DONALD TRUMP’S long anticipated UK visit will take place on 13 July, immediately after a consultation with his alienated Nato allies at a summit in Brussels. 

Campaigners are preparing to stage the biggest demonstration since the Iraq war, to give a suitable welcome to a President who threatens to “totally destroy” states that refuse to do kowtow to the United States. 

The world’s labour movements, some of whom are already feeling the pressure of policies based on the idea that “trade wars are good and easy to win”, need to wake up to the fact that Trump’s actions aren’t simply the ravings of a reactionary billionaire, but an expression of a new era of rivalry for world dominance between the great powers. 

And Trump is not the only right wing demagogue we have to contend with. Russia has Vladimir Putin, content to let the World Cup whitewash his bloody crimes in Syria, while Xi Jinping openly declares his intention to make China the ‘world leader’ by 2049 – with the political and military conflict that entails.
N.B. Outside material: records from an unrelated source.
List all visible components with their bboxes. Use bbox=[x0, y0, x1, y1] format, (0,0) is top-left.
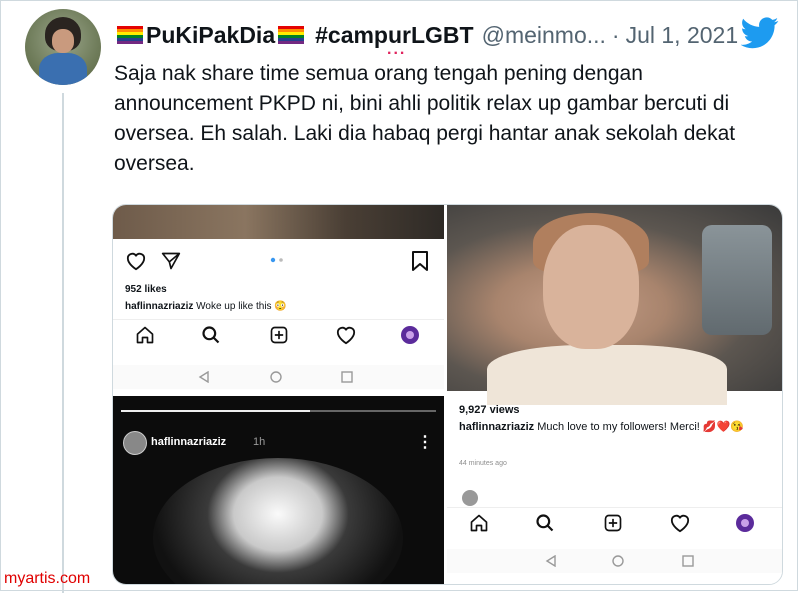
selfie-photo bbox=[447, 205, 782, 405]
more-glyph: ... bbox=[387, 41, 407, 58]
thread-line bbox=[62, 93, 64, 593]
add-post-icon[interactable] bbox=[269, 325, 289, 345]
rainbow-flag-icon bbox=[117, 26, 143, 44]
search-icon[interactable] bbox=[201, 325, 221, 345]
android-system-nav bbox=[447, 549, 782, 573]
instagram-bottom-nav bbox=[447, 507, 782, 538]
profile-avatar-icon[interactable] bbox=[735, 513, 755, 533]
send-icon[interactable] bbox=[161, 251, 181, 271]
story-username[interactable]: haflinnazriaziz bbox=[151, 436, 226, 448]
twitter-bird-icon[interactable] bbox=[741, 17, 779, 49]
heart-icon[interactable] bbox=[125, 251, 147, 271]
separator-dot: · bbox=[611, 21, 620, 48]
recents-square-icon[interactable] bbox=[682, 555, 694, 567]
home-circle-icon[interactable] bbox=[612, 555, 624, 567]
profile-avatar-icon[interactable] bbox=[400, 325, 420, 345]
post-time-ago: 44 minutes ago bbox=[459, 460, 507, 467]
user-avatar[interactable] bbox=[25, 9, 101, 85]
back-triangle-icon[interactable] bbox=[545, 555, 557, 567]
recents-square-icon[interactable] bbox=[341, 371, 353, 383]
post-caption: haflinnazriaziz Much love to my follower… bbox=[459, 420, 769, 433]
media-instagram-video[interactable]: 9,927 views haflinnazriaziz Much love to… bbox=[447, 205, 782, 584]
views-count: 9,927 views bbox=[459, 404, 520, 416]
back-triangle-icon[interactable] bbox=[198, 371, 210, 383]
bookmark-icon[interactable] bbox=[411, 250, 429, 272]
home-icon[interactable] bbox=[135, 325, 155, 345]
post-photo-crop bbox=[113, 205, 444, 239]
tweet-text: Saja nak share time semua orang tengah p… bbox=[114, 62, 736, 175]
activity-heart-icon[interactable] bbox=[669, 513, 691, 533]
caption-text: Much love to my followers! Merci! 💋❤️😘 bbox=[537, 421, 744, 433]
add-post-icon[interactable] bbox=[603, 513, 623, 533]
story-avatar[interactable] bbox=[123, 431, 147, 455]
tweet-date[interactable]: Jul 1, 2021 bbox=[626, 22, 739, 49]
activity-heart-icon[interactable] bbox=[335, 325, 357, 345]
story-photo bbox=[153, 458, 403, 584]
media-grid[interactable]: 952 likes haflinnazriaziz Woke up like t… bbox=[112, 204, 783, 585]
search-icon[interactable] bbox=[535, 513, 555, 533]
display-name[interactable]: PuKiPakDia bbox=[146, 22, 275, 49]
caption-user[interactable]: haflinnazriaziz bbox=[459, 421, 534, 433]
likes-count: 952 likes bbox=[125, 284, 167, 295]
story-menu-icon[interactable]: ⋮ bbox=[417, 432, 433, 452]
android-system-nav bbox=[113, 365, 444, 389]
post-caption: haflinnazriaziz Woke up like this 😳 bbox=[125, 301, 287, 312]
caption-user[interactable]: haflinnazriaziz bbox=[125, 301, 193, 312]
tweet-card: PuKiPakDia #campurLGBT @meinmo... · Jul … bbox=[0, 0, 798, 593]
tweet-header: PuKiPakDia #campurLGBT @meinmo... · Jul … bbox=[114, 19, 738, 51]
caption-text: Woke up like this 😳 bbox=[196, 301, 287, 312]
watermark: myartis.com bbox=[4, 570, 91, 587]
story-time: 1h bbox=[253, 436, 266, 448]
carousel-dots-icon bbox=[270, 257, 283, 263]
instagram-bottom-nav bbox=[113, 319, 444, 350]
media-instagram-story[interactable]: haflinnazriaziz 1h ⋮ bbox=[113, 396, 444, 584]
commenter-avatar bbox=[462, 490, 478, 506]
user-handle[interactable]: @meinmo... bbox=[482, 22, 606, 49]
home-icon[interactable] bbox=[469, 513, 489, 533]
home-circle-icon[interactable] bbox=[270, 371, 282, 383]
media-instagram-post[interactable]: 952 likes haflinnazriaziz Woke up like t… bbox=[113, 205, 444, 393]
story-progress-bar bbox=[121, 410, 436, 412]
rainbow-flag-icon bbox=[278, 26, 305, 44]
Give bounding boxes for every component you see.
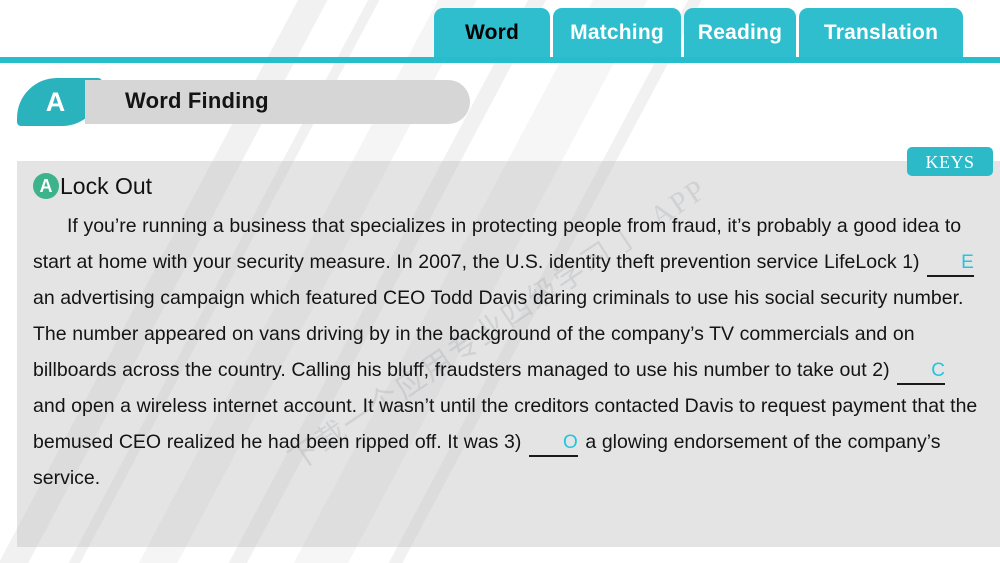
passage-title: Lock Out (60, 172, 153, 199)
page-title: Word Finding (125, 88, 269, 113)
tab-matching-label: Matching (570, 21, 664, 44)
tab-matching[interactable]: Matching (553, 8, 681, 57)
passage-block: A Lock Out If you’re running a business … (33, 170, 988, 496)
keys-button-label: KEYS (925, 151, 975, 172)
section-badge-letter: A (45, 86, 66, 117)
answer-blank-1[interactable]: E (927, 251, 974, 277)
tab-word-label: Word (464, 21, 520, 44)
tab-reading[interactable]: Reading (684, 8, 796, 57)
tab-bar-underline (0, 57, 1000, 63)
answer-blank-3[interactable]: O (528, 431, 578, 457)
tab-translation-label: Translation (823, 21, 939, 44)
answer-blank-2[interactable]: C (897, 359, 945, 385)
tab-reading-label: Reading (697, 21, 783, 44)
passage-text-segment: an advertising campaign which featured C… (33, 287, 964, 381)
passage-marker-icon: A (33, 173, 59, 199)
passage-marker-letter: A (39, 176, 53, 196)
passage-body: If you’re running a business that specia… (33, 208, 985, 496)
passage-text-segment: If you’re running a business that specia… (33, 215, 962, 273)
passage-title-row: A Lock Out (33, 170, 988, 202)
keys-button[interactable]: KEYS (907, 147, 993, 176)
tab-bar: Word Matching Reading Translation (0, 0, 1000, 64)
tab-translation[interactable]: Translation (799, 8, 963, 57)
tab-word[interactable]: Word (434, 8, 550, 57)
tab-list: Word Matching Reading Translation (434, 8, 963, 57)
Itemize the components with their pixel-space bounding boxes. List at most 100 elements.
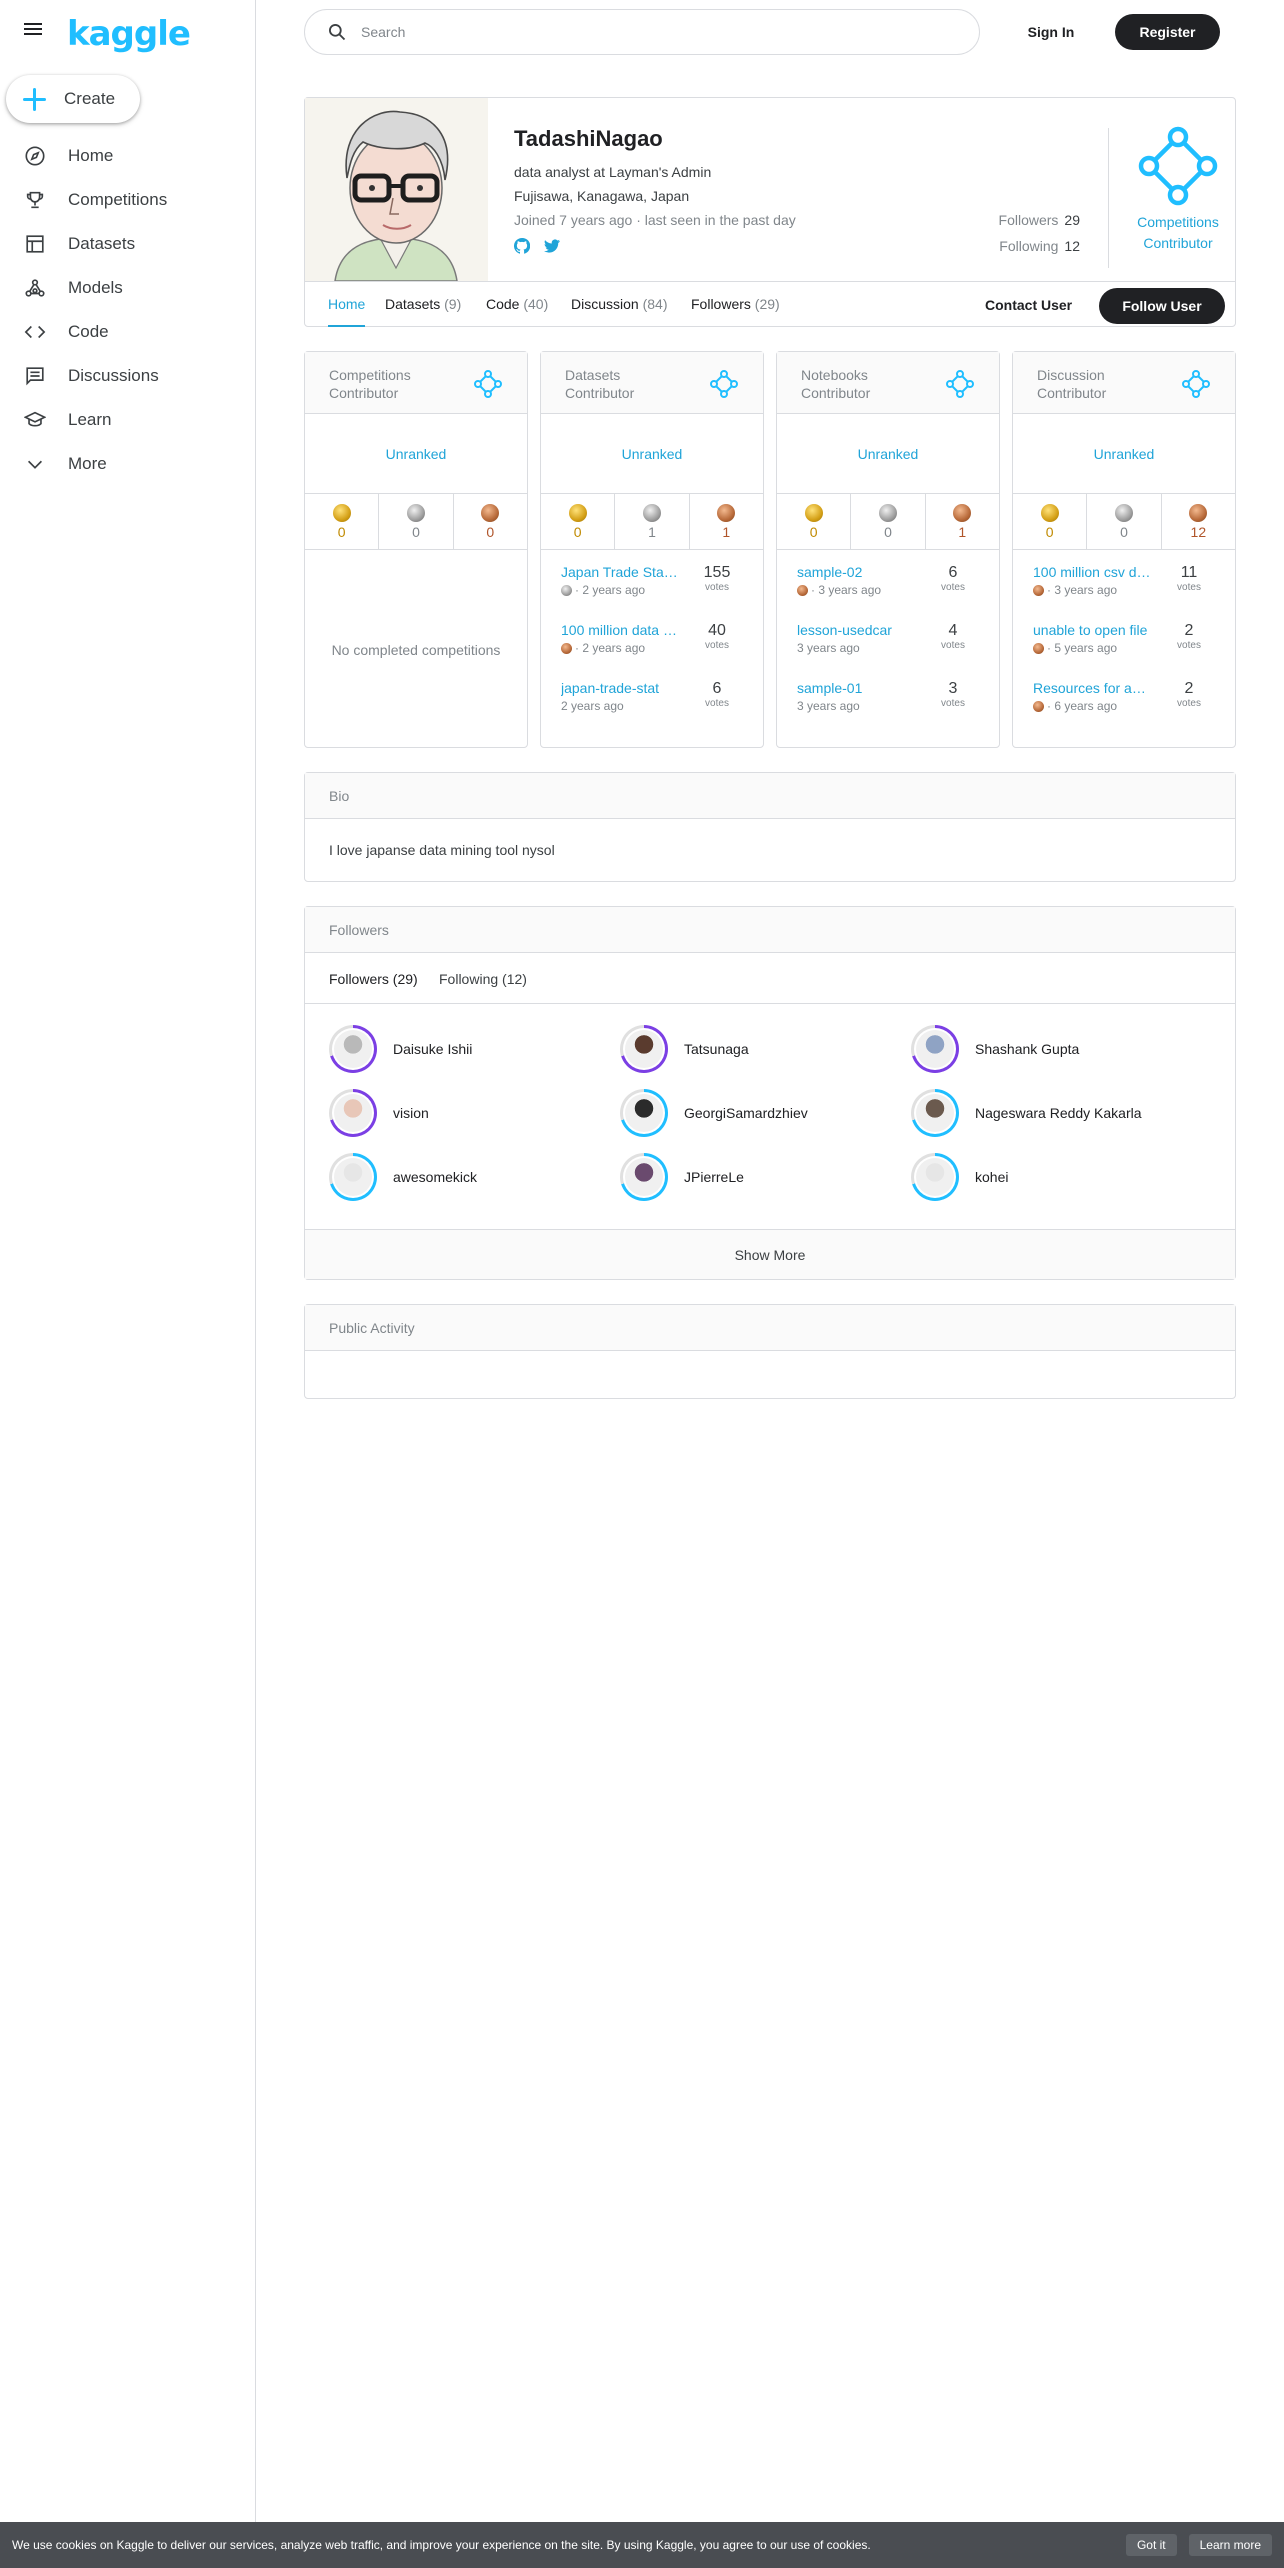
create-button[interactable]: Create — [6, 75, 140, 123]
profile-joined: Joined 7 years ago · last seen in the pa… — [514, 212, 796, 228]
list-item-title[interactable]: japan-trade-stat — [561, 680, 679, 696]
sidebar-item-models[interactable]: Models — [0, 266, 255, 310]
silver-medal-count: 0 — [1087, 494, 1162, 549]
follower-item[interactable]: Tatsunaga — [620, 1025, 910, 1073]
public-activity-heading: Public Activity — [305, 1305, 1235, 1351]
follower-item[interactable]: Shashank Gupta — [911, 1025, 1201, 1073]
sidebar-item-label: Learn — [68, 410, 112, 429]
sidebar-item-home[interactable]: Home — [0, 134, 255, 178]
sign-in-button[interactable]: Sign In — [1005, 19, 1097, 45]
tier-rank: Unranked — [777, 414, 999, 494]
got-it-button[interactable]: Got it — [1125, 2534, 1177, 2556]
tier-card-notebooks: Notebooks Contributor Unranked 0 0 1 sample-02… — [776, 351, 1000, 748]
vote-count-label: votes — [705, 698, 729, 709]
sidebar-item-learn[interactable]: Learn — [0, 398, 255, 442]
tab-following-list[interactable]: Following (12) — [439, 954, 527, 1004]
list-item: sample-02 · 3 years ago 6 votes — [797, 564, 981, 622]
following-count-value: 12 — [1064, 238, 1080, 254]
search-input[interactable] — [361, 24, 921, 40]
comment-icon — [26, 367, 44, 386]
vote-count-value: 6 — [948, 564, 958, 581]
vote-count: 2 votes — [1169, 680, 1209, 709]
tab-followers[interactable]: Followers (29) — [691, 282, 780, 327]
hamburger-menu-icon[interactable] — [22, 20, 50, 44]
follower-item[interactable]: Nageswara Reddy Kakarla — [911, 1089, 1201, 1137]
list-item-title[interactable]: 100 million data csv — [561, 622, 679, 638]
vote-count-value: 155 — [703, 564, 731, 581]
list-item-title[interactable]: Resources for analysis — [1033, 680, 1151, 696]
follower-item[interactable]: vision — [329, 1089, 619, 1137]
following-count[interactable]: Following 12 — [999, 238, 1080, 254]
medal-count-value: 0 — [884, 524, 892, 540]
tab-home[interactable]: Home — [328, 282, 366, 327]
list-item-title[interactable]: lesson-usedcar — [797, 622, 915, 638]
list-item-title[interactable]: unable to open file — [1033, 622, 1151, 638]
search-icon — [329, 24, 346, 41]
vote-count-label: votes — [1177, 582, 1201, 593]
public-activity-card: Public Activity — [304, 1304, 1236, 1399]
medal-count-value: 12 — [1190, 524, 1207, 540]
avatar-image — [625, 1030, 663, 1068]
profile-tier: Competitions Contributor — [1125, 126, 1231, 253]
sidebar-item-code[interactable]: Code — [0, 310, 255, 354]
tab-code[interactable]: Code (40) — [486, 282, 548, 327]
follower-item[interactable]: Daisuke Ishii — [329, 1025, 619, 1073]
list-item-title[interactable]: Japan Trade Statistics — [561, 564, 679, 580]
vote-count-label: votes — [1177, 698, 1201, 709]
medal-count-value: 1 — [958, 524, 967, 540]
tier-rank: Unranked — [541, 414, 763, 494]
list-item-title[interactable]: 100 million csv data — [1033, 564, 1151, 580]
gold-medal-count: 0 — [541, 494, 616, 549]
vote-count-value: 4 — [948, 622, 958, 639]
tab-datasets[interactable]: Datasets (9) — [385, 282, 461, 327]
list-item-title[interactable]: sample-01 — [797, 680, 915, 696]
tier-card-discussion: Discussion Contributor Unranked 0 0 12 100 mil… — [1012, 351, 1236, 748]
show-more-button[interactable]: Show More — [305, 1229, 1235, 1279]
contact-user-button[interactable]: Contact User — [985, 293, 1072, 317]
vote-count-value: 11 — [1180, 564, 1198, 581]
sidebar-item-datasets[interactable]: Datasets — [0, 222, 255, 266]
sidebar-item-discussions[interactable]: Discussions — [0, 354, 255, 398]
register-button[interactable]: Register — [1115, 14, 1220, 50]
tier-rank: Unranked — [305, 414, 527, 494]
vote-count: 6 votes — [933, 564, 973, 593]
twitter-icon[interactable] — [544, 238, 560, 254]
tab-label: Followers — [691, 296, 751, 312]
sidebar-item-label: Discussions — [68, 366, 159, 385]
github-icon[interactable] — [514, 238, 530, 254]
sidebar-item-more[interactable]: More — [0, 442, 255, 486]
medal-count-value: 0 — [412, 524, 420, 540]
follow-user-button[interactable]: Follow User — [1099, 288, 1225, 324]
search-bar[interactable] — [304, 9, 980, 55]
tier-item-list: Japan Trade Statistics· 2 years ago155vo… — [561, 564, 745, 738]
tab-followers-list[interactable]: Followers (29) — [329, 954, 418, 1004]
kaggle-logo[interactable]: kaggle — [67, 14, 191, 54]
cookie-text: We use cookies on Kaggle to deliver our … — [12, 2538, 871, 2552]
gold-medal-icon — [804, 504, 823, 522]
followers-card: Followers Followers (29) Following (12) … — [304, 906, 1236, 1280]
follower-name: Daisuke Ishii — [393, 1041, 473, 1057]
followers-count-label: Followers — [998, 212, 1059, 228]
followers-count[interactable]: Followers 29 — [999, 212, 1080, 228]
sidebar: kaggle Create Home Competitions Datasets… — [0, 0, 256, 2522]
list-item: Resources for analysis · 6 years ago 2vote… — [1033, 680, 1217, 738]
learn-more-button[interactable]: Learn more — [1188, 2534, 1272, 2556]
list-item-date: · 6 years ago — [1047, 699, 1118, 713]
follower-item[interactable]: JPierreLe — [620, 1153, 910, 1201]
bronze-medal-icon — [1189, 504, 1208, 522]
follower-name: vision — [393, 1105, 429, 1121]
follower-item[interactable]: kohei — [911, 1153, 1201, 1201]
sidebar-item-competitions[interactable]: Competitions — [0, 178, 255, 222]
profile-tabs: Home Datasets (9) Code (40) Discussion (… — [305, 281, 1235, 327]
list-item-title[interactable]: sample-02 — [797, 564, 915, 580]
avatar-image — [334, 1158, 372, 1196]
follower-item[interactable]: awesomekick — [329, 1153, 619, 1201]
tier-title-line2: Contributor — [565, 385, 635, 401]
tab-discussion[interactable]: Discussion (84) — [571, 282, 668, 327]
silver-medal-icon — [406, 504, 425, 522]
sidebar-item-label: More — [68, 454, 107, 473]
empty-message: No completed competitions — [331, 642, 501, 658]
list-item-date: · 3 years ago — [1047, 583, 1118, 597]
follower-item[interactable]: GeorgiSamardzhiev — [620, 1089, 910, 1137]
vote-count-value: 6 — [712, 680, 722, 697]
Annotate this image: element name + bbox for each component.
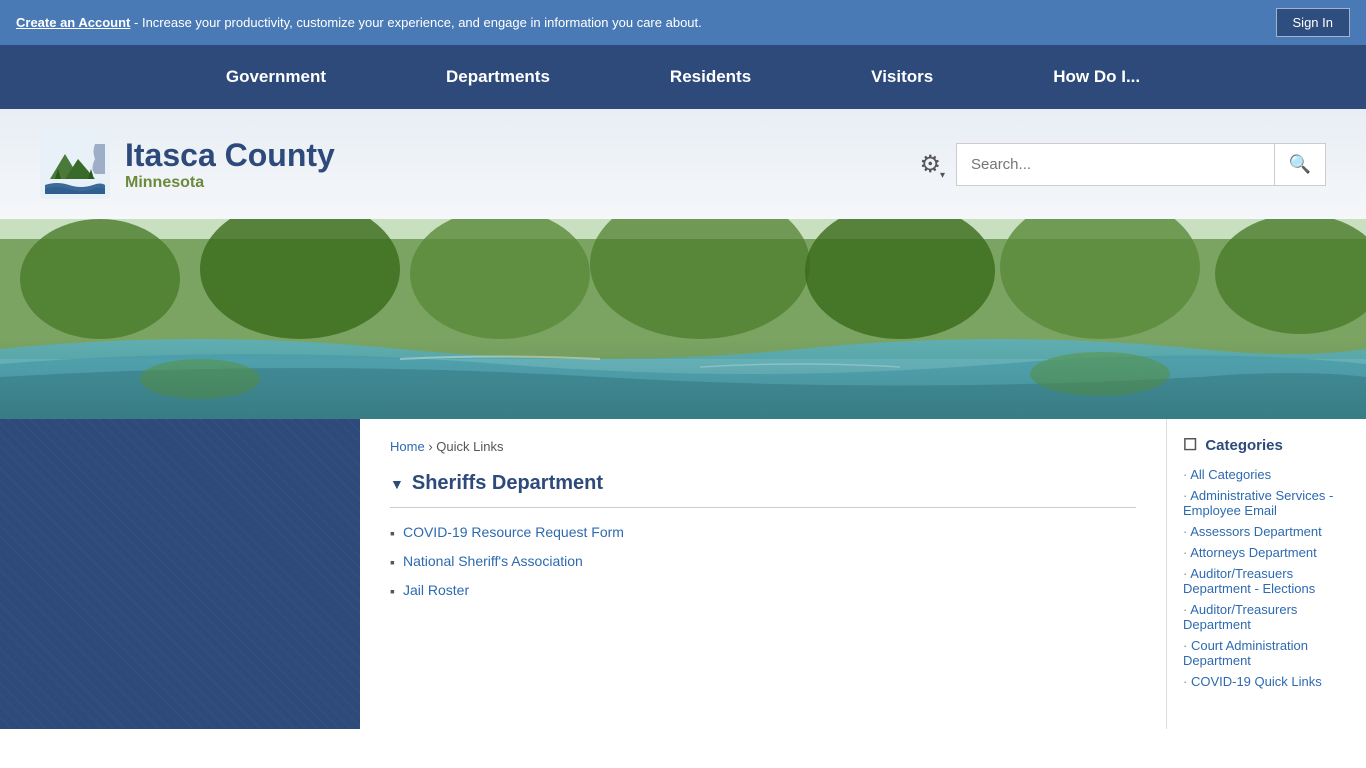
link-covid[interactable]: COVID-19 Resource Request Form	[403, 524, 624, 540]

Closer to home, our lame duck prime minister has played host to Turkish semi-dictator Recep Tayyip Erdogan and Benjamin Netanyahu, the butcher of Gaza. There are plenty more little strongmen in Europe, although they are not so foolish as to let their anti-migrant demagogy get in way of a seat on the EU gravytrain. 

Victor Orban in Hungary set the pace by erecting the first physical borders within Europe for years in order to bar passage to Syrian refugees, on behalf of the north European states they were heading to, it should be noted. In a macabre kind of racist arms race, Italy’s Matteo Salvini intends to round up half a million migrants and refugees, herd them into concentration camps – and then deport them. 

Europe’s turmoil is underpinned by the imposition of grinding austerity by Germany and the EU authorities on the southern fringe, the disruption caused by Brexit, and the actions of the international far right axis stretching from Moscow to Washington, all contributing to the growth of an extreme xenophobic nationalism.

The interaction of these racist and reactionary forces, all playing with populism, pretending to be anti-establishment in order to attract the disaffected and disoriented, threatens worse developments. In Britain we see this with the rise of the Football Lads Alliance, a profileration of small but violent fascist and far right organisations, aided and abetted by the deep pockets of the US alt-right. 

As we go to press a Sikh temple and a Mosque have been firebombed in Leeds, just days after hundreds of fascists march unopposed through the centre in support of jailed leader Tommy Robinson. This shows what happens when the far right get confidence, and physical attacks and murder won’t be far behind, unless we organise community self defence, and drive them from the streets. 

In this period of capitalist breakdown and its attendant inter-imperialist competition, it is alarming that the left is lagging behind the right in its internationalist spirit. 

With the mobilisation of powerful chauvinist and racist forces from below and above, it is imperative that the left regain the spirit of the anticapitalist summit sieges, the social forums, the square occupations, and the revolutionary waves of 2010-11, to bring hundreds of thousands into the streets against Trump and all he represents on 13 July.